Push ahead on quality and safety efforts
Now remove barriers to clinical integration, Umbdenstock says
The president’s signature on comprehensive health reform legislation is a long overdue step that will make a real difference for millions of Americans. This historic legislation expands coverage to 32 million people, enacts significant insurance reforms and lays a solid foundation upon which we can continue to build.
Our challenge is to make sure reform’s foundation supports and advances what hospitals are doing across the country to make care safer and more efficient, effective and transparent. That is the other story of health reform—the often untold story of how many in the hospital field are carrying out community-based initiatives that are improving care and lowering costs, based on best practices that can be replicated nationwide.
The American Hospital Association’s bellwether strategic initiative, Hospitals in Pursuit of Excellence, encourages and promotes these hospital-led initiatives. Our purpose is to share and distribute the very best ideas and practices from within our community to our colleagues in hospitals and health systems of every size and shape, and to the public so they can see the strides that are being made.
The focus initially is on six areas: healthcare-associated infections, patient throughput, medication management, patient safety, health information technology and care coordination.

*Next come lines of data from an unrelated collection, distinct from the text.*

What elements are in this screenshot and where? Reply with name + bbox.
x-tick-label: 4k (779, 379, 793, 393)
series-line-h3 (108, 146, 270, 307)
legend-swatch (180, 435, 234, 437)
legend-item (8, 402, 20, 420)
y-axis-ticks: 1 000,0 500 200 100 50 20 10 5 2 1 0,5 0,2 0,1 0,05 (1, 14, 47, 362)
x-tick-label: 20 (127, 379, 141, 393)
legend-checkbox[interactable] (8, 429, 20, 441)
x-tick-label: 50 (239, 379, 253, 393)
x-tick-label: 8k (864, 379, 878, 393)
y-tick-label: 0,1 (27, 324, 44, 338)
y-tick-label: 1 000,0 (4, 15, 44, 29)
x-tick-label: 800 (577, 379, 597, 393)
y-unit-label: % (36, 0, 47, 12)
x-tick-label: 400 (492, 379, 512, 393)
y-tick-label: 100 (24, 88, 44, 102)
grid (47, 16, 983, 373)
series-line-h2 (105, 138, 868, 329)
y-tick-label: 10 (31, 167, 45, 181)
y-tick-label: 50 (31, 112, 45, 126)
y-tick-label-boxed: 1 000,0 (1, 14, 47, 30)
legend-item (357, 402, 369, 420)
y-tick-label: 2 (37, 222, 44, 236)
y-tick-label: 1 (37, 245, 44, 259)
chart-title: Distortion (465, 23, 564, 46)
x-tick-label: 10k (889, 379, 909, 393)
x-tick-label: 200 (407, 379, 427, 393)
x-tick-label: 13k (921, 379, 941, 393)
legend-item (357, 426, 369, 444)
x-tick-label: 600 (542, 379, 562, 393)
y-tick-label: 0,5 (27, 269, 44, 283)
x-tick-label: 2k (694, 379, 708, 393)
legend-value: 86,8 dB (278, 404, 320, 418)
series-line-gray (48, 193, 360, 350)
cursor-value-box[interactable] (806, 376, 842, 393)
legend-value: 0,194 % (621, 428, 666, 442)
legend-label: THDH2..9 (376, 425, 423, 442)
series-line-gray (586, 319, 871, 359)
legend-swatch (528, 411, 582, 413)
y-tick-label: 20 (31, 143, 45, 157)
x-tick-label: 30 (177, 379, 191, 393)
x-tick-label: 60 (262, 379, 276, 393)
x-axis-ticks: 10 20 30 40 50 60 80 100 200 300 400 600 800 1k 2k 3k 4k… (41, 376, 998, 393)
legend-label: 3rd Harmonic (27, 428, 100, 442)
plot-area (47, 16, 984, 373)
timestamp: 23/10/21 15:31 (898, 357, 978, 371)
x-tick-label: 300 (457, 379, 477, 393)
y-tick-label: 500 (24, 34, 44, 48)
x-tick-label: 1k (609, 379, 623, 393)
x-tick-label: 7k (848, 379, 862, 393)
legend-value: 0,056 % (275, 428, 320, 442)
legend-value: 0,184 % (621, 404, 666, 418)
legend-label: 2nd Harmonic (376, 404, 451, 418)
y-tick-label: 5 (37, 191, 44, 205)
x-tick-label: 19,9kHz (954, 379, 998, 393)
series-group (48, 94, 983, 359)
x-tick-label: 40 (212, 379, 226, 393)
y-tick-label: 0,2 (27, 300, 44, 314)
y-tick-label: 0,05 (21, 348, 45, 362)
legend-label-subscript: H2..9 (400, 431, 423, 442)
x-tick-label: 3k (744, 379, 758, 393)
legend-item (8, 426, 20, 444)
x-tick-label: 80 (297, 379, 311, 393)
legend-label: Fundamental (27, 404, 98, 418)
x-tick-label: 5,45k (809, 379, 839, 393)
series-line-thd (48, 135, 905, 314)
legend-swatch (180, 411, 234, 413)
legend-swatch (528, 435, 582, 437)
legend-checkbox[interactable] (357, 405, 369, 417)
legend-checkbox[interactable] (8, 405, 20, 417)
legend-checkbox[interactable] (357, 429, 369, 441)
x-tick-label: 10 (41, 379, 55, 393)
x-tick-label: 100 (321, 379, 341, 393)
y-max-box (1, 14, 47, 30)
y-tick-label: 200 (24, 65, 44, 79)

These areas can produce substantial patient and financial value.
The initiative seeks to show how to promote efficiencies, optimize the use of resources and enhance hospitals’ ability to deliver safe, high quality and affordable patient care. Its principles are driving national collaborative projects, like the effort to gain broad-scale adoption of a proven checklist to eliminate central line-associated bloodstream infections.
The Michigan Health & Hospital Association and Johns Hopkins University launched this initiative in 2005 to reduce the rate of infections in more than 100 Michigan intensive-care units. The Agency for Healthcare Research and Quality last fall awarded nearly $7 million to the AHA’s Health Research & Educational Trust to allow hospitals in all 50 states to participate in the project. (For more information, see onthecuspstophai.org.)
By using the checklist, Michigan hospitals are saving an estimated 1,500 to 1,700 lives a year and eliminating an estimated $200 million in costs annually. Just think what we can do when we multiply that success by 50 states.
Realizing reform’s true potential means building a firmer foundation for these and other efforts to improve quality and care coordination, promote innovation and reduce costs. It means removing the regulatory barriers that stand in the way of clinical integration among hospitals, physicians and other caregivers.
The Institute of Medicine’s seminal work on quality created a framework that has become a mantra: care that is safe, effective, efficient, timely, equitable and patient-centered. Achieving the IOM’s quality goals demands that hospitals and physicians work together as never before.
Like so much else in healthcare, clinical integration should be easier than it is. But legal obstacles remain. The AHA has focused on five in particular:
Complicated antitrust laws hinder caregivers’ ability to readily understand how they can work together to improve quality and efficiency. The AHA has advocated that the antitrust agencies—the Justice Department antitrust division and the Federal Trade Commission—issue user-friendly guidance that clearly explains what issues must be resolved to ensure that clinical integration programs comply with antitrust law.
The Ethics in Patient Referrals Act, better known as the Stark law, has drifted from its original intent of preventing physicians from referring their patients to a medical facility in which they have an ownership interest. The law requires that compensation for providers be fixed in advance and paid only for hours worked. As a result, payments that are tied to achievement in quality and efficiency—instead of hours worked—do not meet the law’s strict standards.
The Civil Monetary Penalty Act also has drifted from its original purpose of prohibiting hospitals from rewarding physicians for reducing or withholding services to patients. Today’s interpretation prohibits any incentive that decreases the amount of care a physician delivers, even if it’s the result of evidence-based quality guidelines.
Anti-kickback laws originally sought to protect patients and federal health programs from fraud and abuse by making it a felony to knowingly and willingly pay anything of value to influence the referral of federal health program business. Today, the law has been stretched to cover any financial relationship between hospitals and physicians, which clearly puts a chill on clinical integration.
Internal Revenue Service rules prevent a tax-exempt institution’s assets from being used to benefit any private individual, including physicians. The difficulty arises because not every payment from a tax-exempt hospital to a tax-paying doctor violates the tax code and IRS rules. But until the IRS issues guidance on the subject, tax-exempt hospitals have no assurance of how the IRS will rule in a particular situation, including on payments as part of a clinical integration program. That uncertainty can be a significant deterrent to clinical integration.
By bringing the healthcare rules and regulations governing clinical integration into the 21st century, Congress and the administration can build on health reform’s foundation and support improvements already under way across America’s hospitals that are reducing costs and enhancing the quality of care.